De la culture de l'offense à la culture du pardon
- Lisa Noa Zbinden
- 2 janv.
- 4 min de lecture

Ma génération a tendance à rapidement s'offenser et à le rester. Un commentaire sous l'une de nos publications Instagram, une remarque d'un·e proche sur l'un de nos choix de vie, un débat politique échauffé lors d'un repas de famille, un Tweet d'une célébrité ou un reproche de notre patron·ne suffit à nous faire partir au quart de tour. Tel un tas de brindilles sèches qui prendrait feu à la moindre étincelle.

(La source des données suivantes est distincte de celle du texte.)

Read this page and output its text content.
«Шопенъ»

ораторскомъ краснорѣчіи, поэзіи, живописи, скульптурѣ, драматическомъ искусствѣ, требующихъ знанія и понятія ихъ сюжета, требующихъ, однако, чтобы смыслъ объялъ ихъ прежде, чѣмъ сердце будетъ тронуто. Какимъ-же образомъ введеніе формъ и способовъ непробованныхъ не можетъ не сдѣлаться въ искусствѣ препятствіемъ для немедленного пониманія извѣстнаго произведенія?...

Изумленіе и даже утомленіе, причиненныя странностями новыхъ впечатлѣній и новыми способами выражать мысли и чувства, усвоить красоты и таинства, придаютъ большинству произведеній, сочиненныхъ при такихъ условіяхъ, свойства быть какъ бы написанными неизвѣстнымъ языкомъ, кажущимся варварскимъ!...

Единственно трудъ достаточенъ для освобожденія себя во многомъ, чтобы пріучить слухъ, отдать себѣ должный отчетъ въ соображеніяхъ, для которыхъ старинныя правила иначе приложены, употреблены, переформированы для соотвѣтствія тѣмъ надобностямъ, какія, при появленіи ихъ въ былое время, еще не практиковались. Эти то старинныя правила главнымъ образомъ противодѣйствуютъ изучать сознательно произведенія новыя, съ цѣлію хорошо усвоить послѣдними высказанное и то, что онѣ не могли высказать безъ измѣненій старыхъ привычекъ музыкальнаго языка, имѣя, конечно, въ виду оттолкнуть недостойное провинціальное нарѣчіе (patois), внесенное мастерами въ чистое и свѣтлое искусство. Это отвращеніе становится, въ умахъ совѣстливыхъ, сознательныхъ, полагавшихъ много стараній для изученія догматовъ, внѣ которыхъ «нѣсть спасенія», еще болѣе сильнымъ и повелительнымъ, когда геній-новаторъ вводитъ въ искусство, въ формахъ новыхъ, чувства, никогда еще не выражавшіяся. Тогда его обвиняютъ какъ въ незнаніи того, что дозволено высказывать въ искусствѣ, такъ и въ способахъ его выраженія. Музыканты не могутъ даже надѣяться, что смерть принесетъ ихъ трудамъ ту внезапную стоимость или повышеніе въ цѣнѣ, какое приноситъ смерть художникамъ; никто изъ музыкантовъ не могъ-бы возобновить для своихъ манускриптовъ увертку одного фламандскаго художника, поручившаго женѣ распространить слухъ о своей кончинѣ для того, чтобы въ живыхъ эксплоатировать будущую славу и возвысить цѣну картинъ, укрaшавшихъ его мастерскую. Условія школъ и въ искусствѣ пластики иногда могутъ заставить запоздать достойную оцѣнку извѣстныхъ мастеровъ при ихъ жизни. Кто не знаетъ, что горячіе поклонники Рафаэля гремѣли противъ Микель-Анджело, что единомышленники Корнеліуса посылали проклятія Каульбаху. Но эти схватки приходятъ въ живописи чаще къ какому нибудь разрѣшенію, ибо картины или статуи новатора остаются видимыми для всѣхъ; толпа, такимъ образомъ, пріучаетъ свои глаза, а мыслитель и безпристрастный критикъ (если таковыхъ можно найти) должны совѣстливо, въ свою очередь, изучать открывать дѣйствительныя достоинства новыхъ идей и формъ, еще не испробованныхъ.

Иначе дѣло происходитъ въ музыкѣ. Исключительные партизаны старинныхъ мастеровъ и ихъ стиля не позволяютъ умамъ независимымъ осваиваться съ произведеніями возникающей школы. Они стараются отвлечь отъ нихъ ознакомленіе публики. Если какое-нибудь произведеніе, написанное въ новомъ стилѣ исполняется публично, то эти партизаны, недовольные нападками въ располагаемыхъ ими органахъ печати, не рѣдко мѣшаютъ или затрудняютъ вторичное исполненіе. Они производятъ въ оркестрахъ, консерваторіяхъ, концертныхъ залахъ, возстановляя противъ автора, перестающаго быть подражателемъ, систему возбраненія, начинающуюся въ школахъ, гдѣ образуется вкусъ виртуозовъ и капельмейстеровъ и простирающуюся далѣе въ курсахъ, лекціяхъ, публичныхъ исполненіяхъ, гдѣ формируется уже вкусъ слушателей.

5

Il y a deux conséquences directes à ce que j'appelle la "culture de l'offense" dans laquelle nous évoluons aujourd'hui : D'une part, nous en venons à marcher constamment sur des oeufs. Tentant, tant bien que mal, d'éviter de faire ou dire quelque chose qui pourrait offenser qui que ce soit. D'autre part, nous nous donnons le droit d'être offensé·es et de le rester quand nous avons été blessé·es, c'est sur ce point là que je voulais m'attarder.
Ceux celles qui me connaissent le savent - et parfois le subissent, j'aime débattre, avoir de longues conversations sur l'actualité politique ou la société en général ; donner mon avis et écouter celui des autres. J'aimerais pouvoir vous dire que discuter avec quelqu'un ayant des opinions fondamentalement opposées aux miennes est, à chaque fois, un moment de partage instructif où je me remets en question et apprends de l'autre mais ce n'est (de loin) pas toujours le cas.
Un sujet qui me touche particulièrement est celui des droits des femmes. Il m'est très souvent arrivé de me sentir attaquée dans qui je suis et d'être profondément "offensée" par les propos de la personne en face de moi lors d'une discussion autour de cette thématique. Ce type d'interaction a commencé à faire grandir un sentiment d'offense en moi. Pas une (sainte) colère ou un sens de la justice qui me pousserait à me mettre en action, mais un sentiment d'offense qui gangrène en moi et m'immobilise sur place.
Dans ces dernières années, Dieu m'a interpellée en me rappelant que mon identité est en Lui, et que je ne dois pas chercher la validation des autres ou de la société.
Mais en quoi l'identité est-elle liée au fait de se sentir offensé·e?
Notre société, en s'éloignant de Dieu et en se détachant de Sa Parole, a vécu une crise identitaire et une crise existentielle. En effet, sans ce sentiment d'appartenance, de filiation, l'être humain tente "d'être quelqu'un", de trouver ailleurs la validation dont il a tellement besoin pour exister... validation qu'il ne peut trouver qu'en Dieu. Sans Dieu dans notre vie, nous perdons ce miroir reflétant la personne que nous sommes. En conséquence, nos ami·es, nos proches, nos collègues, nos connaissances et ceux·celles qui croisent notre chemin deviennent notre miroir.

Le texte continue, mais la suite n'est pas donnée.